Andrew Samwick offers us How to Advice on Fiscal Policy. While the whole post is worth a read, let me offer some highlights:
The overriding problem in conducting fiscal policy is that politicians, in both the executive and legislative branches, face electoral pressure to please their current constituencies. It is extremely tempting for them to boost spending or lower taxes today, handing out windfalls to today’s voters and leaving an unrepresented constituency – future taxpayers – to foot the bill. It takes an enormous amount of energy to resist that temptation. That energy has to come from the politician’s advisers … There are other advisers with a central role to play in fiscal policy, however, who are Presidential nominees who undergo Senate confirmation and who can be called to testify to Congress on the President’s policies. We should expect them to be the ones who look at the larger picture, who take a longer horizon into their policy discussions, and who do the heavy lifting to help the politician resist the temptation to use future generations’ resources to buy votes today. On fiscal policy, the three main advisers are the Secretary of the Treasury, the Director of the Office of Management and Budget, and the Chairman of the Council of Economic Advisers. To address the overriding problem, these three advisers must insist on an explicit budget target … The standard can be that simple, and it isn’t as austere as I’m trying to make it sound. It doesn’t rule out cutting taxes during the weak part of a business cycle, for example, but it does rule out cutting taxes to run a deficit that the Administration has no intention of paying back during the strong part of a business cycle. As a corollary, it does rule out passing tax cuts with explicit sunset provisions and then arguing to extend them with the budget not in balance … Twice a year, the Administration makes an economic forecast to underlie the budget or its mid-session review. I’d be surprised if you ever see such a forecast that predicts an upcoming recession. That means that every budget or mid-session review should be projecting on-budget surpluses or their quick resumption if we are just coming out of a recession. As I’ve discussed elsewhere, the “cut the deficit in half in five years” policy was at variance with this standard … Taxing someone in 2020 to pay for our spending binge in 2003 violates my notions of fairness, and that is a substantially more salient issue here than any additional concerns about efficiency.

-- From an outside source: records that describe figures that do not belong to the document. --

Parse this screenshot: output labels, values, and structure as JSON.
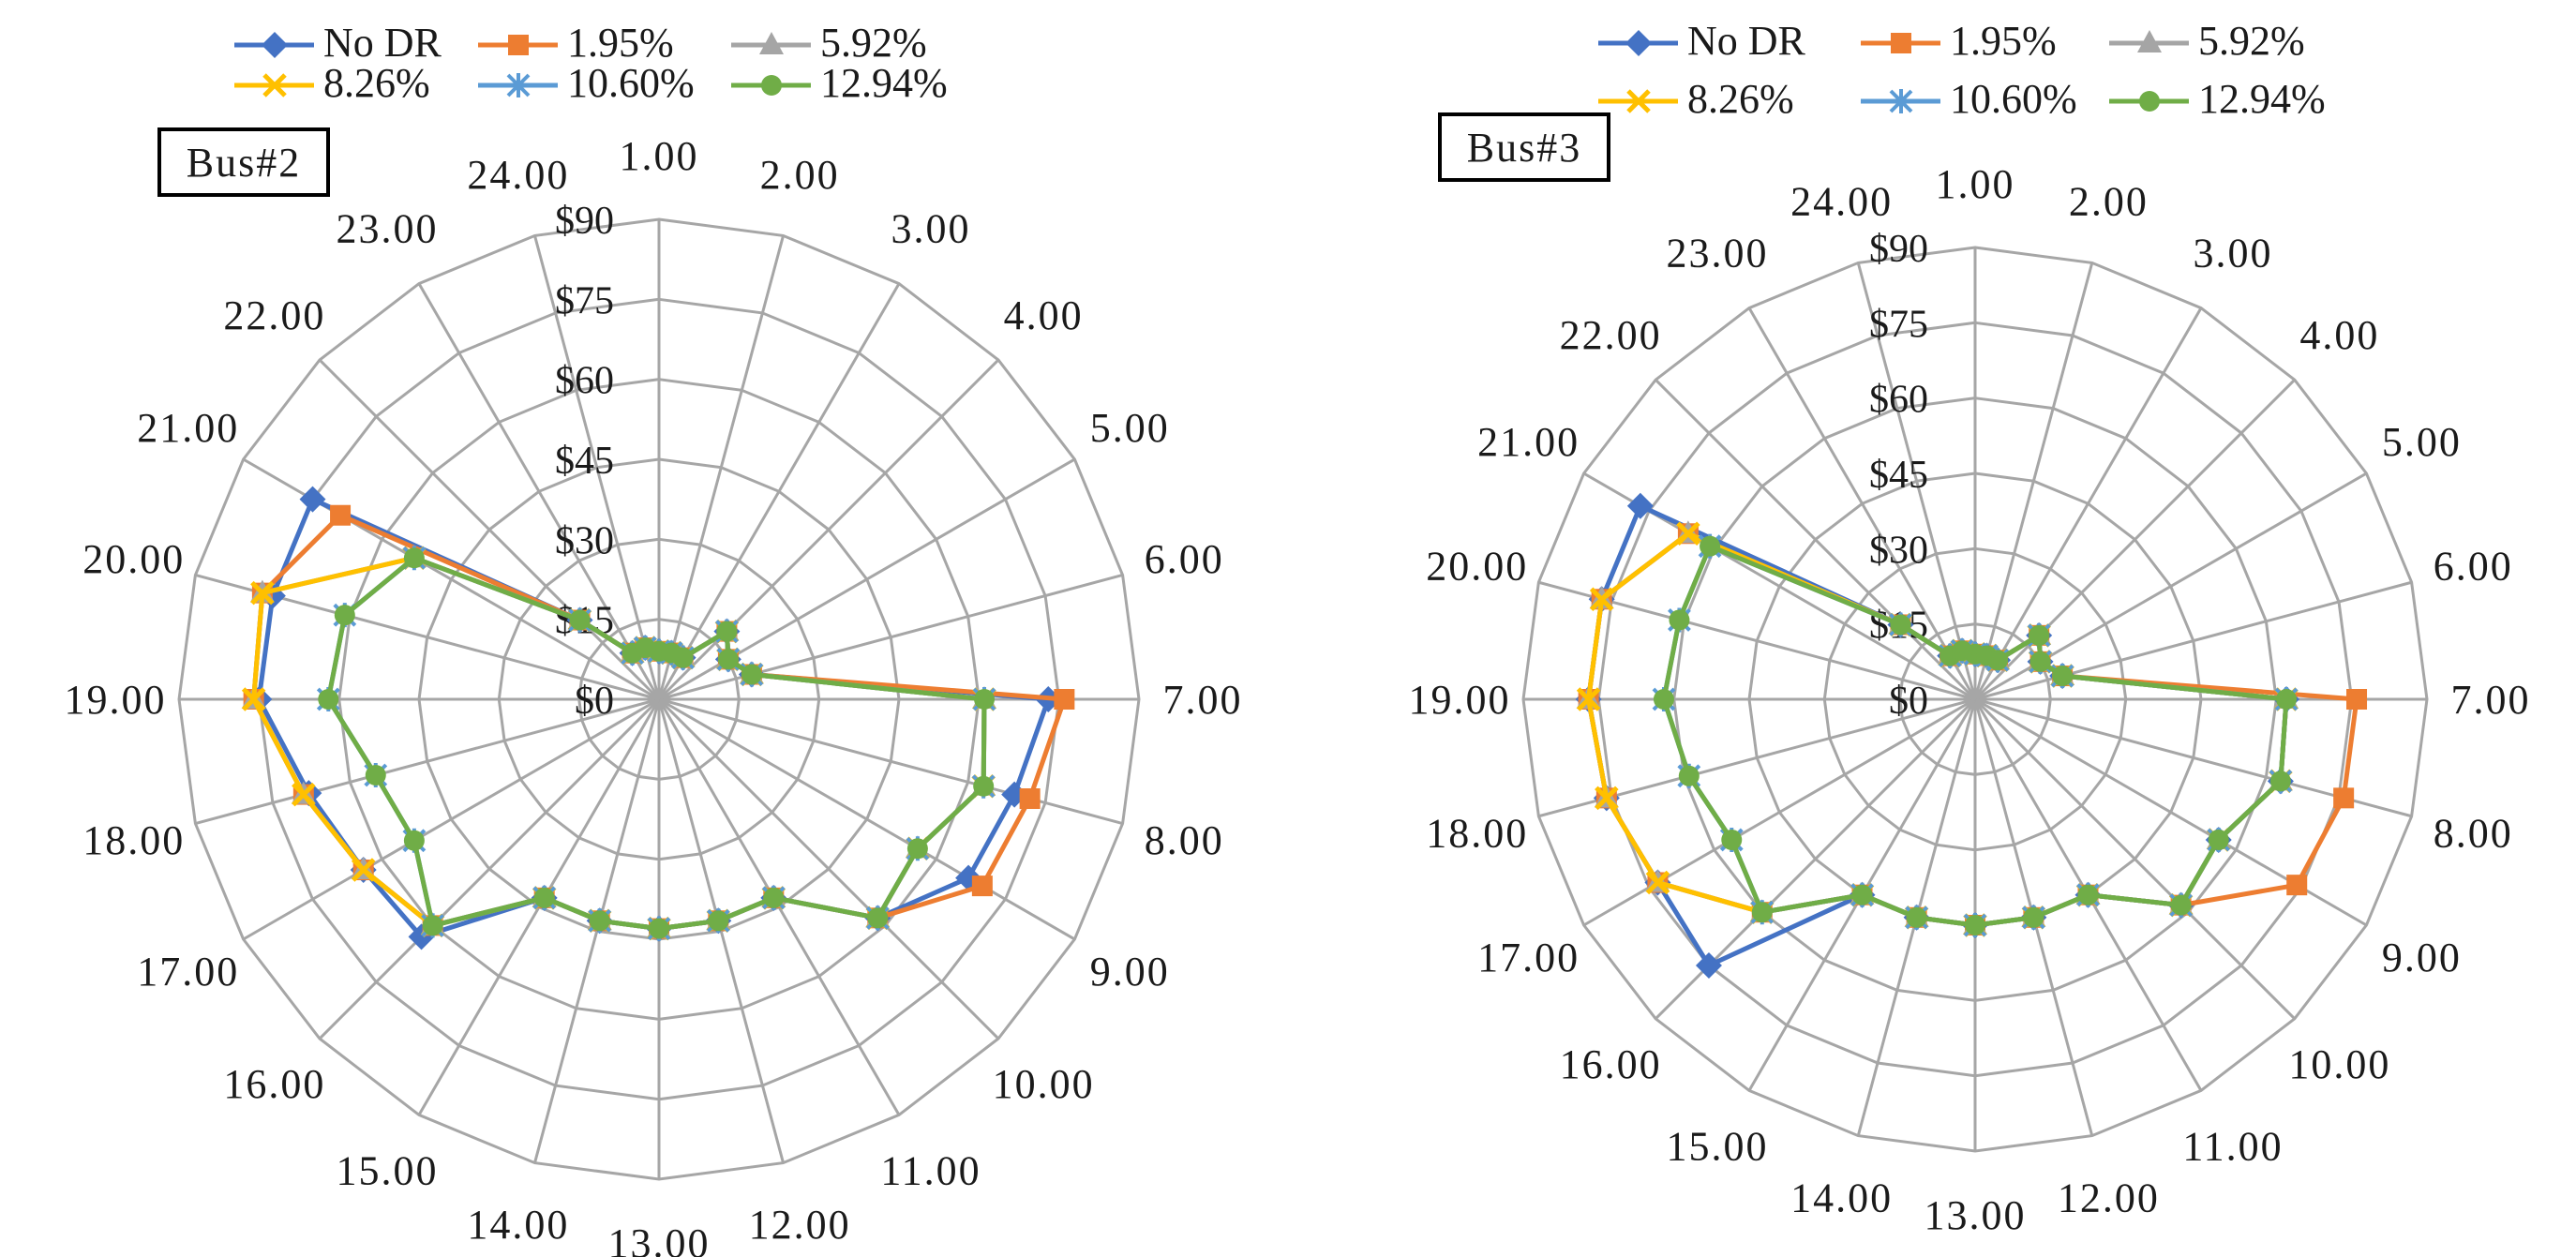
{
  "chart_data": [
    {
      "type": "radar",
      "title": "Bus#2",
      "categories": [
        "1.00",
        "2.00",
        "3.00",
        "4.00",
        "5.00",
        "6.00",
        "7.00",
        "8.00",
        "9.00",
        "10.00",
        "11.00",
        "12.00",
        "13.00",
        "14.00",
        "15.00",
        "16.00",
        "17.00",
        "18.00",
        "19.00",
        "20.00",
        "21.00",
        "22.00",
        "23.00",
        "24.00"
      ],
      "axis_ticks": [
        "$0",
        "$15",
        "$30",
        "$45",
        "$60",
        "$75",
        "$90"
      ],
      "rlim": [
        0,
        90
      ],
      "legend": {
        "position": "top",
        "entries": [
          "No DR",
          "1.95%",
          "5.92%",
          "8.26%",
          "10.60%",
          "12.94%"
        ]
      },
      "series": [
        {
          "name": "No DR",
          "color": "#4472c4",
          "marker": "diamond",
          "values": [
            9,
            9,
            9,
            18,
            15,
            18,
            73,
            69,
            67,
            58,
            43,
            43,
            43,
            43,
            43,
            63,
            64,
            68,
            75,
            75,
            75,
            21,
            10,
            10
          ]
        },
        {
          "name": "1.95%",
          "color": "#ed7d31",
          "marker": "square",
          "values": [
            9,
            9,
            9,
            18,
            15,
            18,
            76,
            72,
            70,
            58,
            43,
            43,
            43,
            43,
            43,
            60,
            64,
            69,
            76,
            77,
            69,
            21,
            10,
            10
          ]
        },
        {
          "name": "5.92%",
          "color": "#a5a5a5",
          "marker": "triangle",
          "values": [
            9,
            9,
            9,
            18,
            15,
            18,
            61,
            63,
            56,
            58,
            43,
            43,
            43,
            43,
            43,
            60,
            64,
            69,
            76,
            77,
            53,
            21,
            10,
            10
          ]
        },
        {
          "name": "8.26%",
          "color": "#ffc000",
          "marker": "x",
          "values": [
            9,
            9,
            9,
            18,
            15,
            18,
            61,
            63,
            56,
            58,
            43,
            43,
            43,
            43,
            43,
            60,
            64,
            69,
            76,
            77,
            53,
            21,
            10,
            10
          ]
        },
        {
          "name": "10.60%",
          "color": "#5b9bd5",
          "marker": "asterisk",
          "values": [
            9,
            9,
            9,
            18,
            15,
            18,
            61,
            63,
            56,
            58,
            43,
            43,
            43,
            43,
            43,
            60,
            53,
            55,
            62,
            61,
            53,
            21,
            10,
            10
          ]
        },
        {
          "name": "12.94%",
          "color": "#70ad47",
          "marker": "circle",
          "values": [
            9,
            9,
            9,
            18,
            15,
            18,
            61,
            63,
            56,
            58,
            43,
            43,
            43,
            43,
            43,
            60,
            53,
            55,
            62,
            61,
            53,
            21,
            10,
            10
          ]
        }
      ]
    },
    {
      "type": "radar",
      "title": "Bus#3",
      "categories": [
        "1.00",
        "2.00",
        "3.00",
        "4.00",
        "5.00",
        "6.00",
        "7.00",
        "8.00",
        "9.00",
        "10.00",
        "11.00",
        "12.00",
        "13.00",
        "14.00",
        "15.00",
        "16.00",
        "17.00",
        "18.00",
        "19.00",
        "20.00",
        "21.00",
        "22.00",
        "23.00",
        "24.00"
      ],
      "axis_ticks": [
        "$0",
        "$15",
        "$30",
        "$45",
        "$60",
        "$75",
        "$90"
      ],
      "rlim": [
        0,
        90
      ],
      "legend": {
        "position": "top",
        "entries": [
          "No DR",
          "1.95%",
          "5.92%",
          "8.26%",
          "10.60%",
          "12.94%"
        ]
      },
      "series": [
        {
          "name": "No DR",
          "color": "#4472c4",
          "marker": "diamond",
          "values": [
            9,
            9,
            9,
            18,
            15,
            18,
            62,
            63,
            56,
            58,
            45,
            45,
            45,
            45,
            45,
            75,
            73,
            76,
            77,
            77,
            77,
            21,
            10,
            10
          ]
        },
        {
          "name": "1.95%",
          "color": "#ed7d31",
          "marker": "square",
          "values": [
            9,
            9,
            9,
            18,
            15,
            18,
            76,
            76,
            74,
            58,
            45,
            45,
            45,
            45,
            45,
            60,
            73,
            76,
            77,
            77,
            66,
            21,
            10,
            10
          ]
        },
        {
          "name": "5.92%",
          "color": "#a5a5a5",
          "marker": "triangle",
          "values": [
            9,
            9,
            9,
            18,
            15,
            18,
            62,
            63,
            56,
            58,
            45,
            45,
            45,
            45,
            45,
            60,
            73,
            76,
            77,
            77,
            66,
            21,
            10,
            10
          ]
        },
        {
          "name": "8.26%",
          "color": "#ffc000",
          "marker": "x",
          "values": [
            9,
            9,
            9,
            18,
            15,
            18,
            62,
            63,
            56,
            58,
            45,
            45,
            45,
            45,
            45,
            60,
            73,
            76,
            77,
            77,
            66,
            21,
            10,
            10
          ]
        },
        {
          "name": "10.60%",
          "color": "#5b9bd5",
          "marker": "asterisk",
          "values": [
            9,
            9,
            9,
            18,
            15,
            18,
            62,
            63,
            56,
            58,
            45,
            45,
            45,
            45,
            45,
            60,
            56,
            59,
            62,
            61,
            61,
            21,
            10,
            10
          ]
        },
        {
          "name": "12.94%",
          "color": "#70ad47",
          "marker": "circle",
          "values": [
            9,
            9,
            9,
            18,
            15,
            18,
            62,
            63,
            56,
            58,
            45,
            45,
            45,
            45,
            45,
            60,
            56,
            59,
            62,
            61,
            61,
            21,
            10,
            10
          ]
        }
      ]
    }
  ]
}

In short, the actual fiscal policy stances of the Bush Administration are not consistent with how Dr. Samwick would have advised the President. Perhaps the internal advice that Glenn Hubbard and Greg Mankiw gave President Bush were roughly consistent with how Andrew Samwick would have advised the President. If so, the President clearly ignored his CEA. Which raises the question as to why these two gentlemen did not resign sooner?
One note to Andrew Samwick on this excellent post – I suspect the sources you link are very good ones, but when I tried to reference them, the links were not working properly.